Wth DC Comics looking to their assets and seeing what can be exploited, and Geoff Johns with a history of talking minor plot points by Alan Moore and turning them into massive crossovers, could Twilight Of The Superheroes be rewritten, reinterpreted, but brought into service for today?
Or possibly tomorrow?
Bloo wrote:this came across my Tumblr feed today and I died laughing
The Stuff that makes Watchmen radical is not really the stuff that's in the plot. It's not dark treatments of super-heroes--I mean, that had been done before. i mean you could even say that Stan Lee and Jack Kirby were going for a gritty, darker treatment of the super-heroes back in 1961 with the Fantastic Four. More shadows in the artwork, kind of depressed slum dwellings in the backgrounds, more realistic dialogue and character interaction.
Alan Moore
Graeme McMillan wrote:Alas, the Marvelman we never saw, courtesy of Padraig O Mealoid:Briefly, what the [Dave] Elliott group intended to do was to licence Marvelman from Emotiv – rather than buy the character from them outright – and with the consent of all the other copyright holders – Moore, Leach, and so on – to produce three films based on the three books of Moore’s run on the character; to publish the three volumes of Moore’s run with new artwork, all done by a single artistic team, possibly with Garry Leach involved; to also republish the books in Moore’s run as they had originally appeared, with the original artwork; and to then go ahead and produce two new mini-series, both set in the time before Moore’s story started.
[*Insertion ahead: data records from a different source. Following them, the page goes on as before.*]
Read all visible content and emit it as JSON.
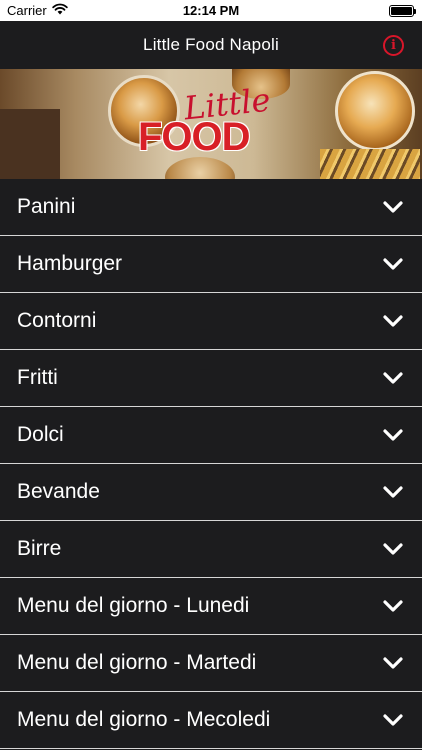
{
  "status_bar": {
    "carrier": "Carrier",
    "time": "12:14 PM"
  },
  "nav": {
    "title": "Little Food Napoli",
    "info_icon": "info-circle-icon"
  },
  "hero": {
    "logo_script": "Little",
    "logo_main": "FOOD"
  },
  "colors": {
    "accent": "#d8162a",
    "background": "#1c1c1e",
    "divider": "#d6d6d6"
  },
  "menu": {
    "items": [
      {
        "label": "Panini"
      },
      {
        "label": "Hamburger"
      },
      {
        "label": "Contorni"
      },
      {
        "label": "Fritti"
      },
      {
        "label": "Dolci"
      },
      {
        "label": "Bevande"
      },
      {
        "label": "Birre"
      },
      {
        "label": "Menu del giorno - Lunedi"
      },
      {
        "label": "Menu del giorno - Martedi"
      },
      {
        "label": "Menu del giorno - Mecoledi"
      }
    ]
  }
}
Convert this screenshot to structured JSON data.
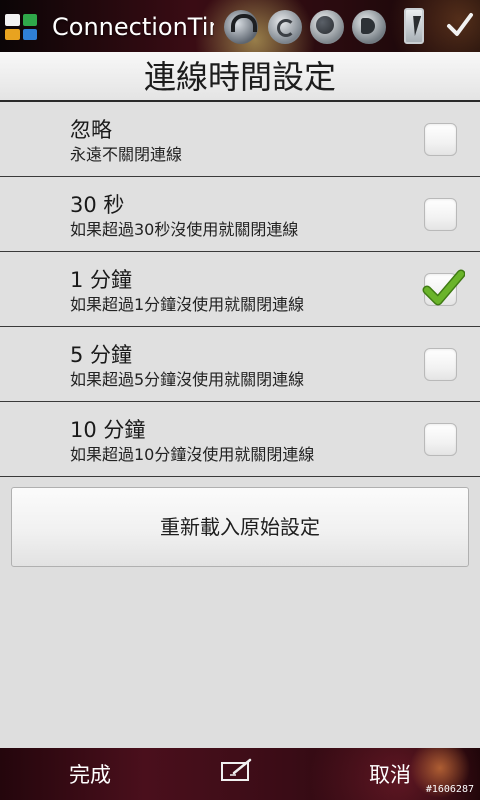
{
  "status_bar": {
    "app_title": "ConnectionTime",
    "icons": [
      "app-grid-icon",
      "headset-icon",
      "sync-icon",
      "globe-icon",
      "speaker-icon",
      "battery-icon",
      "check-icon"
    ]
  },
  "header": {
    "title": "連線時間設定"
  },
  "options": [
    {
      "title": "忽略",
      "description": "永遠不關閉連線",
      "checked": false
    },
    {
      "title": "30 秒",
      "description": "如果超過30秒沒使用就關閉連線",
      "checked": false
    },
    {
      "title": "1 分鐘",
      "description": "如果超過1分鐘沒使用就關閉連線",
      "checked": true
    },
    {
      "title": "5 分鐘",
      "description": "如果超過5分鐘沒使用就關閉連線",
      "checked": false
    },
    {
      "title": "10 分鐘",
      "description": "如果超過10分鐘沒使用就關閉連線",
      "checked": false
    }
  ],
  "reset_button": {
    "label": "重新載入原始設定"
  },
  "bottom_bar": {
    "done_label": "完成",
    "cancel_label": "取消",
    "center_icon": "edit-icon",
    "watermark": "#1606287"
  },
  "colors": {
    "check_green": "#6ab42a",
    "list_background": "#e0e0e0",
    "bar_background": "#3a0c16"
  }
}
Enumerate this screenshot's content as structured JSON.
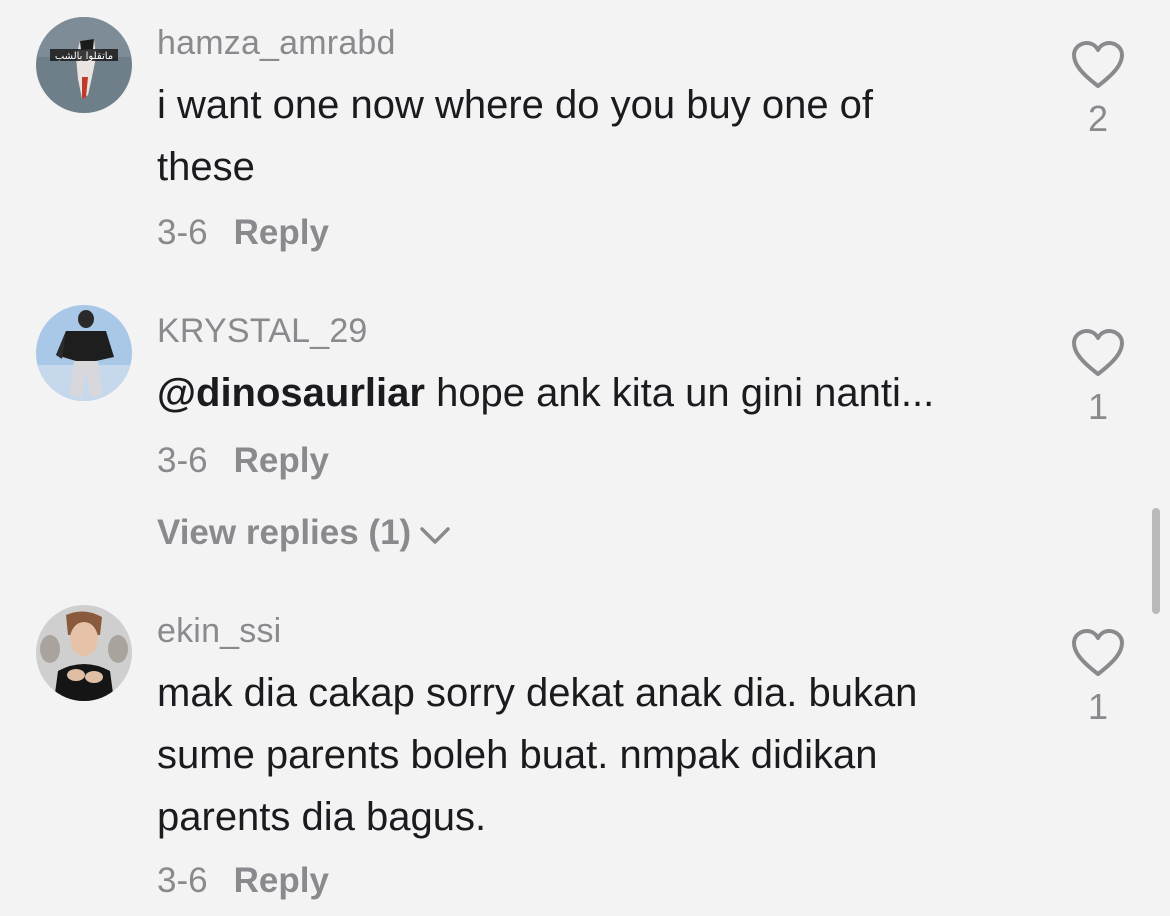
{
  "comments": [
    {
      "username": "hamza_amrabd",
      "avatar_text": "ماتقلوا بالشب",
      "text_lines": [
        "i want one now where do you buy one of",
        "these"
      ],
      "date": "3-6",
      "reply_label": "Reply",
      "likes": "2"
    },
    {
      "username": "KRYSTAL_29",
      "mention": "@dinosaurliar",
      "text_rest": " hope ank kita un gini nanti...",
      "date": "3-6",
      "reply_label": "Reply",
      "likes": "1",
      "view_replies_label": "View replies (1)"
    },
    {
      "username": "ekin_ssi",
      "text_lines": [
        "mak dia cakap sorry dekat anak dia. bukan",
        "sume parents boleh buat. nmpak didikan",
        "parents dia bagus."
      ],
      "date": "3-6",
      "reply_label": "Reply",
      "likes": "1"
    }
  ],
  "icons": {
    "like": "heart-outline-icon",
    "expand": "chevron-down-icon"
  },
  "colors": {
    "background": "#f4f3f3",
    "text": "#1b1b1f",
    "muted": "#8a8a8e"
  }
}
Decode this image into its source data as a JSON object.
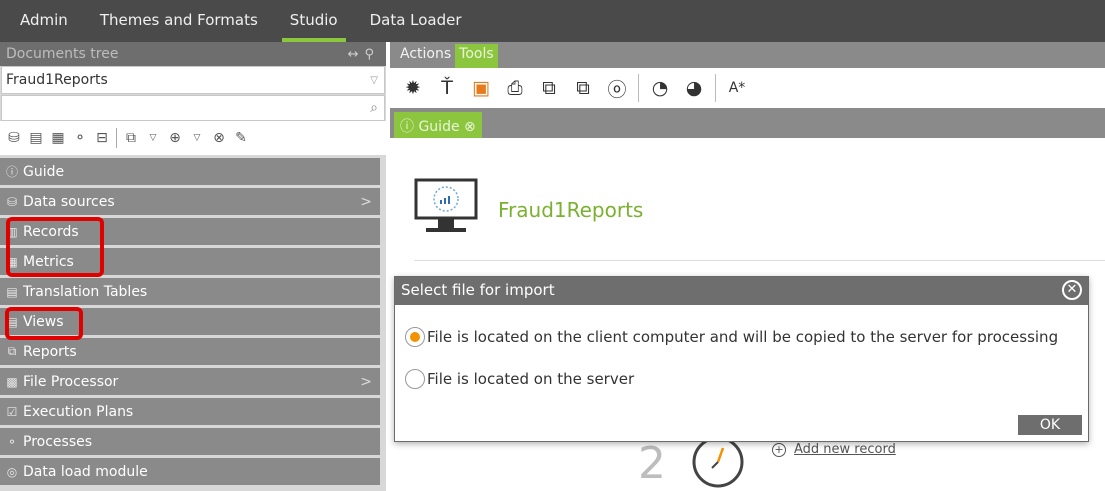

I love the Moore Marvel/Miracleman series a lot, but the idea of seeing the three volume run re-illustrated by Garry Leach is something that I really, really wish had happened. Marvel, consider this the baseline for your eventual Marvelman plans…
DOMINIC PATTEN wrote:Captain Nemo could be coming to the small screen and he’s bringing some friends with him. FOX today gave a put pilot commitment to League of Extraordinary Gentlemen. The one-hour drama is based on comic guru Alan Moore and illustrator Kevin O’Neill’s multi-volume series featuring Nemo, Allan Quatermain, Dracula’s Mina Harker, the Invisible Man and Dr Jekyll/Mr. Hyde. The Victorian Era-based series from the Watchmen and V For Vendetta creator was first published in 1999 with subsequent volumes moving through time to the contemporary UK. Like with the 2009 Watchmen film, Moore is not involved in this project neither is O’Neill. Michael Green will serve as EP and showrunner for the 20th Century Fox TV produced project with Erwin Stoff also executive producing. Today’s announcement is not only the studio’s first major drama sale at FBC this development season but comes just under a year after the Gotham creator inked an overall deal two-year deal with 20th TV for cable and broadcast projects in co-junction with Stoff. Of course this isn’t the first adaptation of Moore’s League. 20th Century Fox put out a feature adaptation in 2003 starring Sean Connery and Jason Flemyng among others. The tepid box office response killed off any plans for a franchise. Michael Green is repped by WME, 3 Arts and attorneys Patti Felker and Bruce Gellman.
Rich Johnston wrote:Marvel have made an agreement with Alan Moore to not use his name in conjunction with their reprinting of the Marvelman/Miracleman comic book, at his request.
Kevin O’Neill: Right now [I am working on] Alan Moore's script for Nemo: River of Ghosts is on my drawing board. It is the final book in the League/Nemo trilogy and takes place mostly in 1975. Other than saying that it has a South American setting, it would be premature to add more.
Hannah Means Shannon wrote:In a significant announcement landing this morning, (but which we hinted at yesterday from teases on social media), Alan Moore will be partnering with a team of creators and funding bodies to produce a digital comics app called Electricomics which will initially feature four original comics titles, and perhaps most surprisingly, an open-access platform for comics creators to develop digital comics of their own.